Indovoices.com –Kinerja neraca perdagangan Indonesia yang kembali surplus di Agustus 2020 menumbuhkan harapan perbaikan perekonomian. Capaian nilai ekspor sebesar US$ 13,07, lebih tinggi dari nilai impor sebesar US$ 10,74 miliar.
Kepala Ekonom PT Bank Permata Tbk Josua Pardede mengungkapkan agregat surplus pada Juli dan Agustus sudah mencapai US$ 5,6 miliar, jauh lebih tinggi dibandingkan surplus triwulan 1 2020 sebesar US$ 2,59 miliar dan triwulan 2 2020 sebesar US$ 2,89 miliar.
“Surplus dapat menjadi salah satu penolong pertumbuhan Indonesia di kuartal 3 2020 yang diperkirakan masih akan mengalami kontraksi,” ujarnya.
Tren pemulihan kinerja ekspor diharapkan dapat membatasi pelemahan pertumbuhan ekonomi menjadi tak terlalu dalam selama periode Juli-September 2020. “Hal ini seiring dengan sifat dari neraca dagang yang menjadi salah satu komponen penting dalam perekonomian.” Tak hanya itu, Josua mengatakan defisit transaksi berjalan pun berpotensi mengalami penurunan yang cukup signifikan sehingga dapat menjadi penopang nilai tukar rupiah hingga akhir tahun.
Ekonom Institute for Development of Economics and Finance (INDEF) Bhima Yudhistira Adhinegara mengungkapkan dari sisi impor, terdapat tekanan pada barang modal sebesar -8,8 persen dibandingkan periode Juli 2020. Hal tersebut mengindikasikan investasi mesin di proyek konstruksi dan infrastruktur mulai dirasionalisasikan. “Sedangkan, ekspansi pabrik-pabrik manufaktur untuk tahun 2021 diperkirakan akan melambat,” ujarnya.
Kabar baik datang dari kinerja impor bahan baku dan barang konsumsi, yang masing-masing meningkat 5 persen dan 7,3 persen secara bulanan di Agustus 2020. “Ini pertanda permintaan dalam jangka pendek ada kenaikan tipis,” ucap Bhima.
Namun, sinyal roda perekonomian yang telah kembali berputar itu harus dihadapkan lagi pada kebijakan pembatasan sosial berskala besar (PSBB) jilid dua di DKI Jakarta yang berlaku sejak Senin lalu. “Ini diproyeksikan akan menyebabkan aktivitas ekspor terhambat, khususnya yang berbasis di kawasan industri Jakarta dan sekitarnya.”
Menteri Keuangan Sri Mulyani Indrawati menuturkan saat ini pemerintah tengah melakukan monitoring terhadap data-data mobilitas dan dampaknya kepada aktivitas perekonomian di DKI Jakarta.

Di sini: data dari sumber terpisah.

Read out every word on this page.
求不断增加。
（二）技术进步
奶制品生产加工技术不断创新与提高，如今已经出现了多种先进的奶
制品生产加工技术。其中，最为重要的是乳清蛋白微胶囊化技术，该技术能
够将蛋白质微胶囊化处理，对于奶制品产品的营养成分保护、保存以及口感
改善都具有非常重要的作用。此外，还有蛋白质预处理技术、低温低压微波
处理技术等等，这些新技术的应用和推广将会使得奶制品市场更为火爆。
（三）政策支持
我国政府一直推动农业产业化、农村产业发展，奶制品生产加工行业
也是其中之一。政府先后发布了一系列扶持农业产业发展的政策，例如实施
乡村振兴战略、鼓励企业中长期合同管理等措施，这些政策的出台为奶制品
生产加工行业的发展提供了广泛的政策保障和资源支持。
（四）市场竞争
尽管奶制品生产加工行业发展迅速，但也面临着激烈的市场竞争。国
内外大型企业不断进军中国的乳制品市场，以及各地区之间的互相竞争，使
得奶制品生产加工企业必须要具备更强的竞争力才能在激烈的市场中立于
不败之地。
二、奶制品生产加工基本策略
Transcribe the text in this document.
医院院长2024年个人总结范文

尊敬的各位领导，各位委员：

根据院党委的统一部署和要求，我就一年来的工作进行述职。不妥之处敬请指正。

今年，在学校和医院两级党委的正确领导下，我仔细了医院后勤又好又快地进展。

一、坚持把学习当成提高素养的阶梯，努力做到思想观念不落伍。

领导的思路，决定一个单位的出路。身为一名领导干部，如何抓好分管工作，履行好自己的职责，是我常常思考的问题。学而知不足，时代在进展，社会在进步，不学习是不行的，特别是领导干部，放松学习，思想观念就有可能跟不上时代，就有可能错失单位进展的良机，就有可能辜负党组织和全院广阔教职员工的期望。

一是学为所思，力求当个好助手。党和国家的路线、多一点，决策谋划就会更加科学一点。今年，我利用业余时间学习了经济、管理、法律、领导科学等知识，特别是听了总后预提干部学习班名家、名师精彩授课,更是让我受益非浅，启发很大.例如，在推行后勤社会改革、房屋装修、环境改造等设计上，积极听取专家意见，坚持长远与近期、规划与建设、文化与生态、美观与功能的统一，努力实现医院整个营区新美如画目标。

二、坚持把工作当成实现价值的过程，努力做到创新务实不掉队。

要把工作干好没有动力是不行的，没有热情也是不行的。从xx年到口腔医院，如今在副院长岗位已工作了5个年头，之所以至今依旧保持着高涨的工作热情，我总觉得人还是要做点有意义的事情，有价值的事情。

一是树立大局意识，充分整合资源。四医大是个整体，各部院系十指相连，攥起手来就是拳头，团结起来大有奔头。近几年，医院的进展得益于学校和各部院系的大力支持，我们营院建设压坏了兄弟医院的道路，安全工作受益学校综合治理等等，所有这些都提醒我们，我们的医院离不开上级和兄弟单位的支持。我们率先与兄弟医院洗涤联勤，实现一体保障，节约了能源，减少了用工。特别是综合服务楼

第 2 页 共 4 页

Menurut dia, situasi PSBB kali ini berbeda dengan situasi Maret-Mei lalu dimana seluruh kegiatan masyarakat terhenti.
“Sekarang ini kami masih lihat kegiatan itu ada, hanya skalanya saja turun,” katanya. Meski demikian, Sri Mulyani tak menampik ihwal Besarnya kontribusi DKI Jakarta terhadap pertumbuhan ekonomi, yaitu mencapai 17 persen.
Pada triwulan II lalu, pertumbuhan ekonomi DKI Jakarta tercatat sudah mengalami kontraksi cukup dalam yaitu -8,2 persen. “Tentu situasi yang sudah bertahap membai di triwulan 3 ini diharapkan tidak terlalu turun, sehingga kontraksi pertumbuhan ekonomi DKI bisa lebih rendah dibandingkan kontraksi triwulan II.”
Adapun pemerintah sebelumnya mengestimasikan pertumbuhan ekonomi di triwulan III akan berada di kisaran 0,0 sampai -2,1 persen. “Untuk perkiraan terbaru nanti kami akan melihat asesmen pergerakan ekonomi di minggu ini, dan kami berharap penurunannya tidak terlalu jauh,” ujar Sri Mulyani.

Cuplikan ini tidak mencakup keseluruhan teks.